Salah satu perbekalan yang bagus untuk pelayaran adalah kelapa tua. Airnya bisa diminum. Buah kelapa bisa makan.  Arang bisa digunakan untuk api. Artinya, semua bagian bisa digunakan.

Untuk dukung kehidupan perkampungan, didatangkan orang Dayak dari Telok Melano, Sukadana. Ada bukti kehadiran orang Dayak di perkampungan. Ditemukan beliung atau kampak, manik-manik dan berbagai perlengkapan upacara adat.

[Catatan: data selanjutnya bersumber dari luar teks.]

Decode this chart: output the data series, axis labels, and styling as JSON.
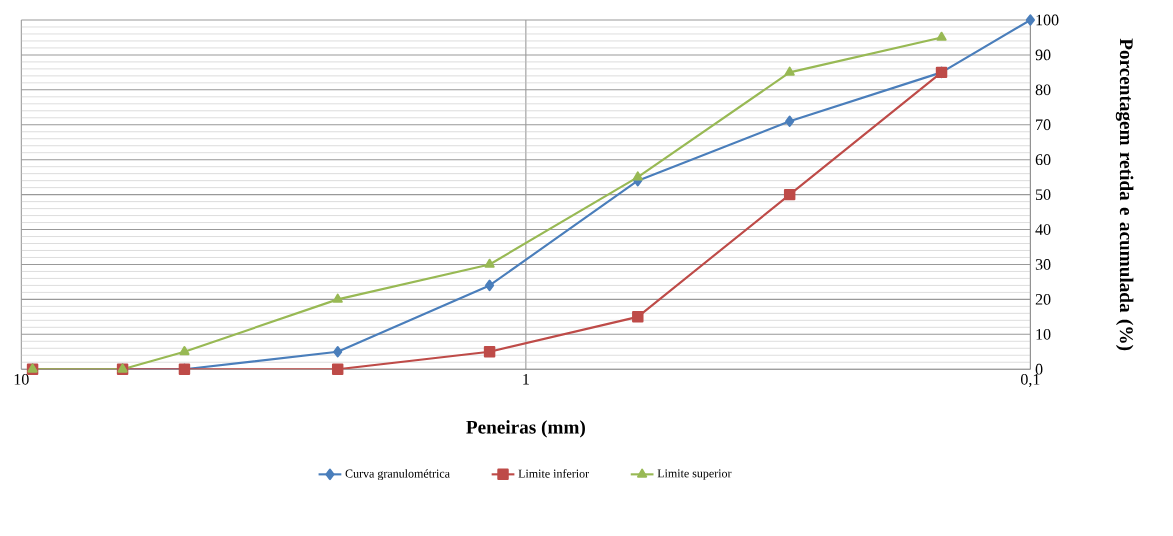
{
  "chart_data": {
    "type": "line",
    "xlabel": "Peneiras (mm)",
    "ylabel": "Porcentagem retida e acumulada (%)",
    "log": "x",
    "xlim": [
      10,
      0.1
    ],
    "xticks": [
      10,
      1,
      {
        "value": 0.1,
        "label": "0,1"
      }
    ],
    "ylim": [
      0,
      100
    ],
    "yticks": [
      0,
      10,
      20,
      30,
      40,
      50,
      60,
      70,
      80,
      90,
      100
    ],
    "grid": true,
    "legend": "bottom",
    "series": [
      {
        "name": "Curva granulométrica",
        "color": "#4a7ebb",
        "marker": "diamond",
        "x": [
          9.5,
          6.3,
          4.75,
          2.36,
          1.18,
          0.6,
          0.3,
          0.15,
          0.1
        ],
        "values": [
          0,
          0,
          0,
          5,
          24,
          54,
          71,
          85,
          100
        ]
      },
      {
        "name": "Limite inferior",
        "color": "#be4b48",
        "marker": "square",
        "x": [
          9.5,
          6.3,
          4.75,
          2.36,
          1.18,
          0.6,
          0.3,
          0.15
        ],
        "values": [
          0,
          0,
          0,
          0,
          5,
          15,
          50,
          85
        ]
      },
      {
        "name": "Limite superior",
        "color": "#98b954",
        "marker": "triangle",
        "x": [
          9.5,
          6.3,
          4.75,
          2.36,
          1.18,
          0.6,
          0.3,
          0.15
        ],
        "values": [
          0,
          0,
          5,
          20,
          30,
          55,
          85,
          95
        ]
      }
    ]
  }
}
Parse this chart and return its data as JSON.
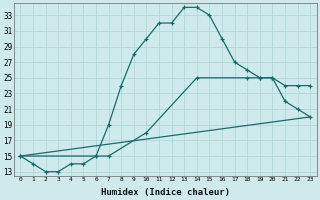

“Kalau dilihat dari lokasinya, Dusun Besar dan Dusun Kecil, ada perbukitan yang cocok digunakan untuk pertanian,” kata Edi, ahli tambang dan pemerhati sejarah. Edi telah mengumpulkan banyak artefak dari Pulau Maya.

Terkait keberadaan orang Dayak di Pulau Maya, hingga saat ini, masih banyak orang Dayak dari Melano, ziarah keluarga atau leluhur di Pulau Maya. Mereka mengakui, leluhurnya yang menanam durian, dan lainnya. Durian sudah ada pada abad ke 11 dan 12.

Di Pulau Maya pernah ditemukan arca Buddha. Tradisi Buddha biasanya memakamkan orang yang meninggal dengan kremasi atau dibakar. Abunya disimpan dalam tempayan kecil selebar 30 cm hingga 40 cm.

Tempayan ditanam 50 cm di tanah. Di tempayan berisi abu pembakaran, biasanya keluarga menyertakan perhiasan dari emas.

Tak hanya emas dan gerabah, Pulau Maya jadi lokasi perbaikan kapal. “Pernah ditemukan kayu papan, tapi itu bukan kayu ulin atau kayu Kalimantan,” kata Edi.

Tanjung Satai dari Udara


Tanjung Satai di Pulau Maya dilihat dari udara dengan pemandangan laut dan dermaga di pinggir perkampungan.(Foto Warta Kayong)--ilustrasi

Namun, jejak kehidupan perkampungan itu menghilang begitu saja. Kenapa hilang begitu saja?

Pada zaman dulu, diperkirakan ada serangan perompak laut. Adanya emas tak hanya buat orang datang untuk cari emas. Juga mengundang bajak laut untuk datang dan mencari emas.

Ada bekas-bekas tunggul terbakar. Ada tanda kematian dan pembantaian. Lokasi yang dapat menggambarkan pembantaian itu, ada di wilayah Pasir Putih. Pernah juga ditemukan tengkorak-tengkorak manusia, seperti bekas pembantaian di Pulau Hantu.

Di Dusun Totek, banyak ditemukan tunggul-tunggul kayu bekas kebakaran. Ada bekas kayu bulat 40 cm lebarnya. ”Entah gimana nanjakkannya tuh,” kata Hasan.